Sadık arkadaşının derisini yüzmek, çok daha kolay gelir kendisine.

Çünkü bir kere ihanet etmiştir.

Bir kere ihanet eden kimseye ihanet etmek kolaydır artık.

Çoban, hiç düşünmeden yüzmeye başlar öldürdüğü köpeğinin derisini.

En yakın dostu ve arkadaşı olduğunu unutmuştur bile.

Ne yaptığını düşünmeden sevinerek alır mükâfatını kendisini kullanan büyüğünden.

Generalin imtihanı devam etmektedir.

Bu seferde “Eğer köpeği parçalara ayırırsan 100 Sterlin daha veririm.” der.

İş raydan çıkmıştır artık.

Çoban hiç tereddüt etmeden ayırır parçalara en sadık arkadaşını ve en yakın dostunu…

General, çobanın önüne bir kemik atmıştır.

Çoban ise önüne atılan kemik için her şeyini feda etmekten kaçınmamaktadır.

Yapmış olduğu ihanetin bedelini 100 Sterlin olarak alır.

General, tecrübelidir, akıllıdır, bilgilidir. Ne yaptığını bilmektedir.

Çoban ise kişiliğini, karakterini, şahsiyetini, inandığını veya inandığını sandığı değerleri az bir dünya menfaatine karşılık ayaklar altına almıştır.

Kişiliğini yok etmiştir.

En yakın dostu ve arkadaşı için göstermesi gereken fedakârlığını, sadakatini ve bağlılığını birkaç kuruşluk menfaate karşılık harcamıştır.

Kendisi vardır ama benliği, kişiliği, değerleri, inandıkları artık yok olmuştur.

O az bir dünya menfaatine karşılık her an her türlü ihaneti yapmaya hazırdır.

Onun artık menfaat için yapmayacağı bir şey yoktur.

Kullanılmaya hazır sadık bir hizmetçi olmuştur.

 General, istediğini elde etmiştir. İşgal ettiği topraklarda satın alabileceği ve menfaat karşılığında en yakın arkadaş ve dostlarını göz kırpmadan feda edebilecek şahsiyetlerin olduğunu görmüştür.

En yakın dostlarını satanlara her istediklerini yaptırabileceğini bilmektedir.

Artık gönül rahatlığıyla işgallerine devam edebilecektir.

Artık Çobanla işi bitmiştir. Öğreneceğini öğrenmiş göreceğini görmüştür.

Tam gideceği an da bu sefer Çoban ona bir teklifte bulunur.

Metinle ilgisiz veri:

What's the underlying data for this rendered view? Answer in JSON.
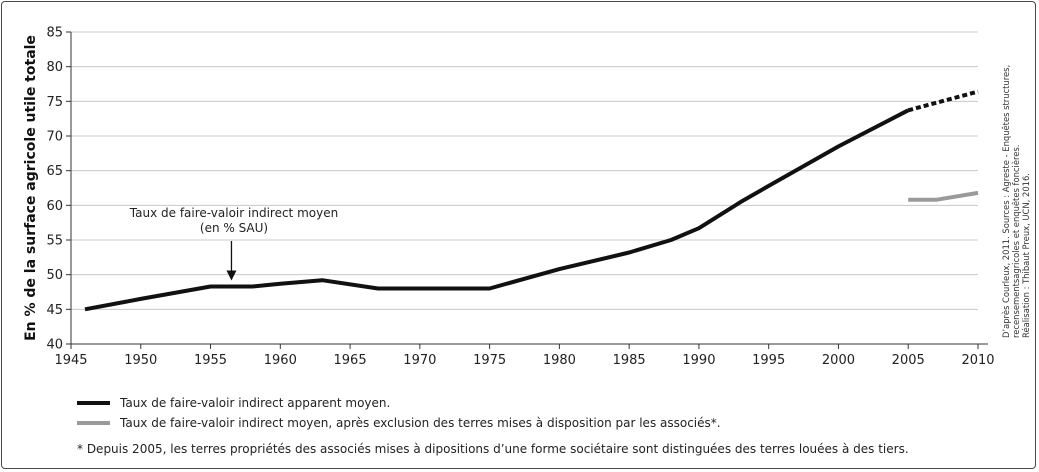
{
  "chart_data": {
    "type": "line",
    "ylabel": "En % de la surface agricole utile totale",
    "xlim": [
      1945,
      2010
    ],
    "ylim": [
      40,
      85
    ],
    "x_ticks": [
      1945,
      1950,
      1955,
      1960,
      1965,
      1970,
      1975,
      1980,
      1985,
      1990,
      1995,
      2000,
      2005,
      2010
    ],
    "y_ticks": [
      40,
      45,
      50,
      55,
      60,
      65,
      70,
      75,
      80,
      85
    ],
    "grid": "horizontal",
    "series": [
      {
        "name": "Taux de faire-valoir indirect apparent moyen.",
        "color": "#111111",
        "points": [
          {
            "x": 1946,
            "y": 45.0
          },
          {
            "x": 1950,
            "y": 46.5
          },
          {
            "x": 1955,
            "y": 48.3
          },
          {
            "x": 1958,
            "y": 48.3
          },
          {
            "x": 1960,
            "y": 48.7
          },
          {
            "x": 1963,
            "y": 49.2
          },
          {
            "x": 1967,
            "y": 48.0
          },
          {
            "x": 1970,
            "y": 48.0
          },
          {
            "x": 1975,
            "y": 48.0
          },
          {
            "x": 1980,
            "y": 50.8
          },
          {
            "x": 1985,
            "y": 53.2
          },
          {
            "x": 1988,
            "y": 55.0
          },
          {
            "x": 1990,
            "y": 56.7
          },
          {
            "x": 1993,
            "y": 60.5
          },
          {
            "x": 1995,
            "y": 62.8
          },
          {
            "x": 2000,
            "y": 68.5
          },
          {
            "x": 2005,
            "y": 73.7
          }
        ],
        "dotted_points": [
          {
            "x": 2005,
            "y": 73.7
          },
          {
            "x": 2010,
            "y": 76.4
          }
        ]
      },
      {
        "name": "Taux de faire-valoir indirect moyen, après exclusion des terres mises à disposition par les associés*.",
        "color": "#9a9a9a",
        "points": [
          {
            "x": 2005,
            "y": 60.8
          },
          {
            "x": 2007,
            "y": 60.8
          },
          {
            "x": 2010,
            "y": 61.8
          }
        ]
      }
    ],
    "annotation": {
      "lines": [
        "Taux de faire-valoir indirect moyen",
        "(en % SAU)"
      ],
      "x": 1956.5,
      "y": 48.3
    },
    "footnote": "* Depuis 2005, les terres propriétés des associés mises à dipositions d’une forme sociétaire sont distinguées des terres louées à des tiers.",
    "source_lines": [
      "D’après Courleux, 2011.  Sources : Agreste - Enquêtes structures,",
      "recensementsagricoles et enquêtes foncières.",
      "Réalisation : Thibaut Preux, UCN, 2016."
    ]
  }
}
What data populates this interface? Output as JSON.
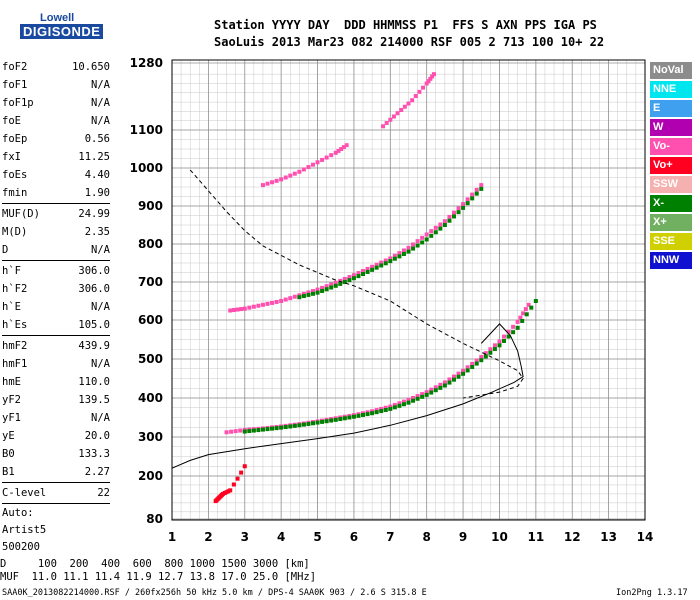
{
  "logo": {
    "line1": "Lowell",
    "line2": "DIGISONDE"
  },
  "header": {
    "line1": "Station YYYY DAY  DDD HHMMSS P1  FFS S AXN PPS IGA PS",
    "line2": "SaoLuis 2013 Mar23 082 214000 RSF 005 2 713 100 10+ 22"
  },
  "params": [
    {
      "name": "foF2",
      "value": "10.650"
    },
    {
      "name": "foF1",
      "value": "N/A"
    },
    {
      "name": "foF1p",
      "value": "N/A"
    },
    {
      "name": "foE",
      "value": "N/A"
    },
    {
      "name": "foEp",
      "value": "0.56"
    },
    {
      "name": "fxI",
      "value": "11.25"
    },
    {
      "name": "foEs",
      "value": "4.40"
    },
    {
      "name": "fmin",
      "value": "1.90"
    },
    {
      "sep": true
    },
    {
      "name": "MUF(D)",
      "value": "24.99"
    },
    {
      "name": "M(D)",
      "value": "2.35"
    },
    {
      "name": "D",
      "value": "N/A"
    },
    {
      "sep": true
    },
    {
      "name": "h`F",
      "value": "306.0"
    },
    {
      "name": "h`F2",
      "value": "306.0"
    },
    {
      "name": "h`E",
      "value": "N/A"
    },
    {
      "name": "h`Es",
      "value": "105.0"
    },
    {
      "sep": true
    },
    {
      "name": "hmF2",
      "value": "439.9"
    },
    {
      "name": "hmF1",
      "value": "N/A"
    },
    {
      "name": "hmE",
      "value": "110.0"
    },
    {
      "name": "yF2",
      "value": "139.5"
    },
    {
      "name": "yF1",
      "value": "N/A"
    },
    {
      "name": "yE",
      "value": "20.0"
    },
    {
      "name": "B0",
      "value": "133.3"
    },
    {
      "name": "B1",
      "value": "2.27"
    },
    {
      "sep": true
    },
    {
      "name": "C-level",
      "value": "22"
    },
    {
      "sep": true
    }
  ],
  "auto": {
    "line1": "Auto:",
    "line2": "Artist5",
    "line3": "500200"
  },
  "legend": [
    {
      "label": "NoVal",
      "color": "#8c8c8c"
    },
    {
      "label": "NNE",
      "color": "#00e5ee"
    },
    {
      "label": "E",
      "color": "#3fa0f0"
    },
    {
      "label": "W",
      "color": "#b000b0"
    },
    {
      "label": "Vo-",
      "color": "#ff50b0"
    },
    {
      "label": "Vo+",
      "color": "#ff0020"
    },
    {
      "label": "SSW",
      "color": "#f5b0b0"
    },
    {
      "label": "X-",
      "color": "#008000"
    },
    {
      "label": "X+",
      "color": "#70b060"
    },
    {
      "label": "SSE",
      "color": "#d0d000"
    },
    {
      "label": "NNW",
      "color": "#1010d0"
    }
  ],
  "bottom": {
    "d_row": "D     100  200  400  600  800 1000 1500 3000 [km]",
    "muf_row": "MUF  11.0 11.1 11.4 11.9 12.7 13.8 17.0 25.0 [MHz]"
  },
  "footer": {
    "left": "SAA0K_2013082214000.RSF / 260fx256h 50 kHz 5.0 km / DPS-4 SAA0K 903 / 2.6 S 315.8 E",
    "right": "Ion2Png 1.3.17"
  },
  "chart_data": {
    "type": "scatter",
    "x_ticks": [
      1,
      2,
      3,
      4,
      5,
      6,
      7,
      8,
      9,
      10,
      11,
      12,
      13,
      14
    ],
    "y_ticks": [
      80,
      200,
      300,
      400,
      500,
      600,
      700,
      800,
      900,
      1000,
      1100,
      1280
    ],
    "xlim": [
      1,
      14
    ],
    "ylim": [
      80,
      1280
    ],
    "grid": true,
    "series": [
      {
        "name": "Vo-",
        "color": "#ff50b0",
        "x": [
          2.5,
          3.0,
          3.5,
          4.0,
          4.5,
          5.0,
          5.5,
          6.0,
          6.5,
          7.0,
          7.5,
          8.0,
          8.5,
          9.0,
          9.5,
          10.0,
          10.5,
          10.8
        ],
        "y": [
          312,
          318,
          322,
          327,
          333,
          340,
          348,
          356,
          366,
          378,
          395,
          415,
          440,
          470,
          505,
          545,
          595,
          640
        ]
      },
      {
        "name": "X-",
        "color": "#008000",
        "x": [
          3.0,
          3.5,
          4.0,
          4.5,
          5.0,
          5.5,
          6.0,
          6.5,
          7.0,
          7.5,
          8.0,
          8.5,
          9.0,
          9.5,
          10.0,
          10.5,
          11.0
        ],
        "y": [
          314,
          319,
          324,
          330,
          337,
          344,
          352,
          361,
          372,
          388,
          408,
          432,
          462,
          497,
          535,
          580,
          650
        ]
      },
      {
        "name": "Vo-",
        "color": "#ff50b0",
        "x": [
          2.6,
          3.0,
          3.5,
          4.0,
          4.5,
          5.0,
          5.5,
          6.0,
          6.5,
          7.0,
          7.5,
          8.0,
          8.5,
          9.0,
          9.5
        ],
        "y": [
          625,
          630,
          640,
          650,
          665,
          680,
          698,
          718,
          740,
          762,
          790,
          825,
          860,
          905,
          955
        ]
      },
      {
        "name": "X-",
        "color": "#008000",
        "x": [
          4.5,
          5.0,
          5.5,
          6.0,
          6.5,
          7.0,
          7.5,
          8.0,
          8.5,
          9.0,
          9.5
        ],
        "y": [
          660,
          672,
          690,
          710,
          732,
          755,
          780,
          812,
          850,
          895,
          945
        ]
      },
      {
        "name": "Vo-",
        "color": "#ff50b0",
        "x": [
          3.5,
          4.0,
          4.5,
          5.0,
          5.5,
          5.8
        ],
        "y": [
          955,
          970,
          990,
          1015,
          1040,
          1060
        ]
      },
      {
        "name": "Vo-",
        "color": "#ff50b0",
        "x": [
          6.8,
          7.2,
          7.6,
          8.0,
          8.2
        ],
        "y": [
          1110,
          1145,
          1180,
          1225,
          1250
        ]
      },
      {
        "name": "Vo+",
        "color": "#ff0020",
        "x": [
          2.2,
          2.3,
          2.4,
          2.6,
          3.0
        ],
        "y": [
          130,
          140,
          150,
          160,
          225
        ]
      }
    ],
    "curves": [
      {
        "name": "",
        "style": "solid",
        "x": [
          1.0,
          1.5,
          2.0,
          3.0,
          4.0,
          5.0,
          6.0,
          7.0,
          8.0,
          9.0,
          9.8,
          10.4,
          10.65,
          10.6,
          10.5,
          10.3,
          10.0,
          9.5
        ],
        "y": [
          220,
          240,
          255,
          270,
          283,
          296,
          310,
          330,
          355,
          385,
          415,
          440,
          455,
          480,
          520,
          560,
          590,
          540
        ]
      },
      {
        "name": "",
        "style": "dashed",
        "x": [
          1.5,
          2.0,
          2.5,
          3.0,
          3.5,
          4.0,
          4.5,
          5.0,
          5.5,
          6.0,
          7.0,
          8.0,
          9.0,
          10.0,
          10.5,
          10.65,
          10.5,
          10.0,
          9.0
        ],
        "y": [
          995,
          940,
          885,
          835,
          795,
          770,
          745,
          725,
          705,
          690,
          650,
          590,
          540,
          495,
          470,
          450,
          430,
          415,
          400
        ]
      }
    ]
  }
}
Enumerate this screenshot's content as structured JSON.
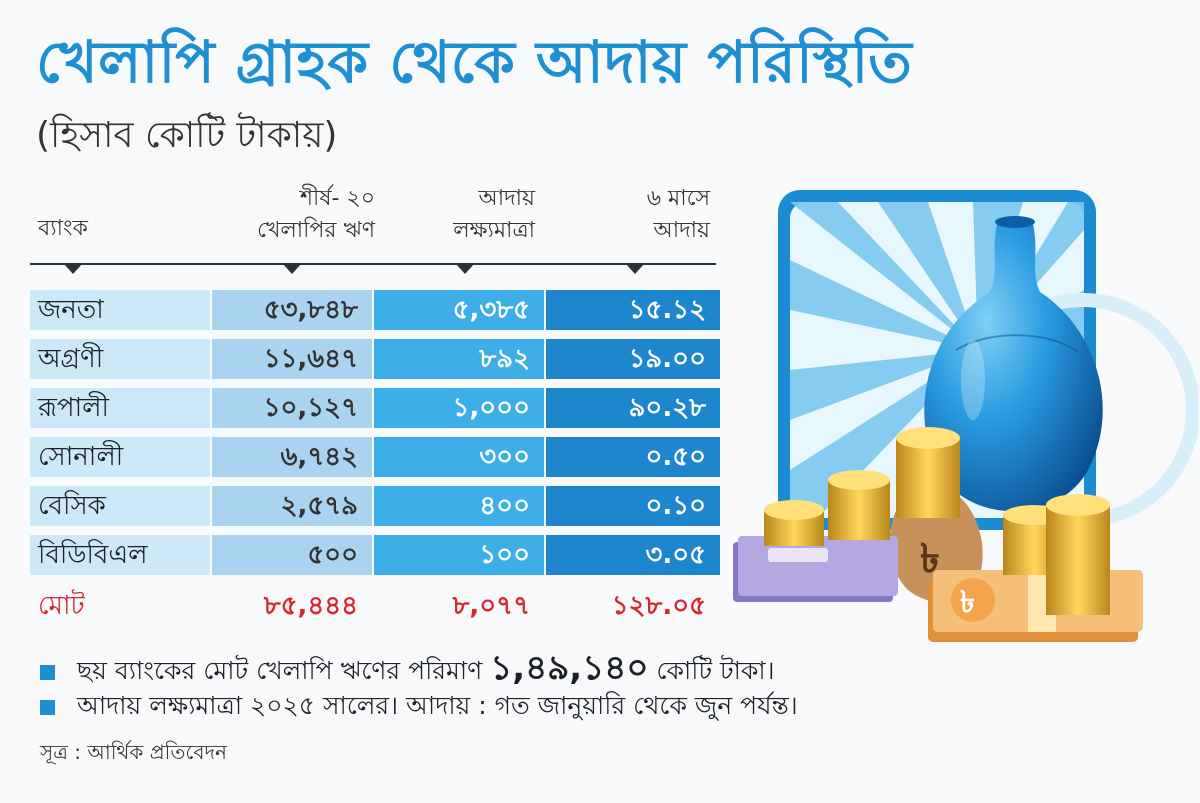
{
  "title": "খেলাপি গ্রাহক থেকে আদায় পরিস্থিতি",
  "subtitle": "(হিসাব কোটি টাকায়)",
  "chart_data": {
    "type": "table",
    "columns": [
      "ব্যাংক",
      "শীর্ষ- ২০ খেলাপির ঋণ",
      "আদায় লক্ষ্যমাত্রা",
      "৬ মাসে আদায়"
    ],
    "header": {
      "bank": "ব্যাংক",
      "loan_line1": "শীর্ষ- ২০",
      "loan_line2": "খেলাপির ঋণ",
      "target_line1": "আদায়",
      "target_line2": "লক্ষ্যমাত্রা",
      "recov_line1": "৬ মাসে",
      "recov_line2": "আদায়"
    },
    "rows": [
      {
        "bank": "জনতা",
        "loan": "৫৩,৮৪৮",
        "target": "৫,৩৮৫",
        "recovered": "১৫.১২"
      },
      {
        "bank": "অগ্রণী",
        "loan": "১১,৬৪৭",
        "target": "৮৯২",
        "recovered": "১৯.০০"
      },
      {
        "bank": "রূপালী",
        "loan": "১০,১২৭",
        "target": "১,০০০",
        "recovered": "৯০.২৮"
      },
      {
        "bank": "সোনালী",
        "loan": "৬,৭৪২",
        "target": "৩০০",
        "recovered": "০.৫০"
      },
      {
        "bank": "বেসিক",
        "loan": "২,৫৭৯",
        "target": "৪০০",
        "recovered": "০.১০"
      },
      {
        "bank": "বিডিবিএল",
        "loan": "৫০০",
        "target": "১০০",
        "recovered": "৩.০৫"
      }
    ],
    "total": {
      "label": "মোট",
      "loan": "৮৫,৪৪৪",
      "target": "৮,০৭৭",
      "recovered": "১২৮.০৫"
    }
  },
  "notes": {
    "n1_pre": "ছয় ব্যাংকের মোট খেলাপি ঋণের পরিমাণ ",
    "n1_value": "১,৪৯,১৪০",
    "n1_post": " কোটি টাকা।",
    "n2": "আদায় লক্ষ্যমাত্রা ২০২৫ সালের। আদায় : গত জানুয়ারি থেকে জুন পর্যন্ত।"
  },
  "source": "সূত্র : আর্থিক প্রতিবেদন",
  "colors": {
    "title": "#1f8fd4",
    "bank_col": "#cde8f7",
    "loan_col": "#a9d3ee",
    "target_col": "#3eaee8",
    "recov_col": "#1d86cc",
    "total": "#d6262e"
  },
  "illustration": {
    "icons": [
      "pot-icon",
      "coin-stack-icon",
      "money-bag-icon",
      "banknote-bundle-icon"
    ],
    "currency_symbol": "৳"
  }
}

Generalin arkasından bağırarak “Eğer 100 Sterlin daha verirsen köpeğimin etini de yerim.” der. 

Böylelikle Generale para için her şeyi yapabileceğini gösterir.

General cevap verir;

“Asla!.” der. 

“Benim amacım, değer verdiklerinize karşı yaklaşımınızı öğrenmekti. Sen para için yoldaşın, yardımcın, her şeyin olan köpeği feda ettin.Benim öğrenmek istediğimde buydu. Ben senden ihtiyacım olan her şeyi öğrendim.” der.

Sonra yanındakilere döner ve vermek istediği dersi verir.

“Bu insanlar bu karakterde olduğu müddetçe onlardan korkmayın, onlara her şeyi yaptırabilirsiniz” der.

Maalesef günümüzde bunların örnekleri çoktur.

Makam ve menfaat hırsıyla arkadaş ve dostlarını satan, hayat damarlarını kesen, derisini yüzdükten sonra yiyebilecek olan nice insanlar vardır.

Üç kuruş etmez menfaatleri için dost ve arkadaşlarını kesebilecek, derisini yüzebilecek, onları parçalayabilecek ardından da yiyebilecek karaktere sahip olanların efendileri için yapmayacakları yoktur.
 
Güç sahipleri tam da bu nedenden, liyakat, kabiliyet ve yeteneği olanlardan çok, kullanabilecekleri kişiliksiz ve şahsiyetsiz kimseleri işlerin başına getirirler.

Çünkü bur tür kişiliksizleri istedikleri gibi kullanmaları daha kolaydır.

 En değerlilerini az bir menfaat karşılığı satanlar, satıldıkları kişinin sadık birer hizmetçisi olmaktan kurtulamazlar.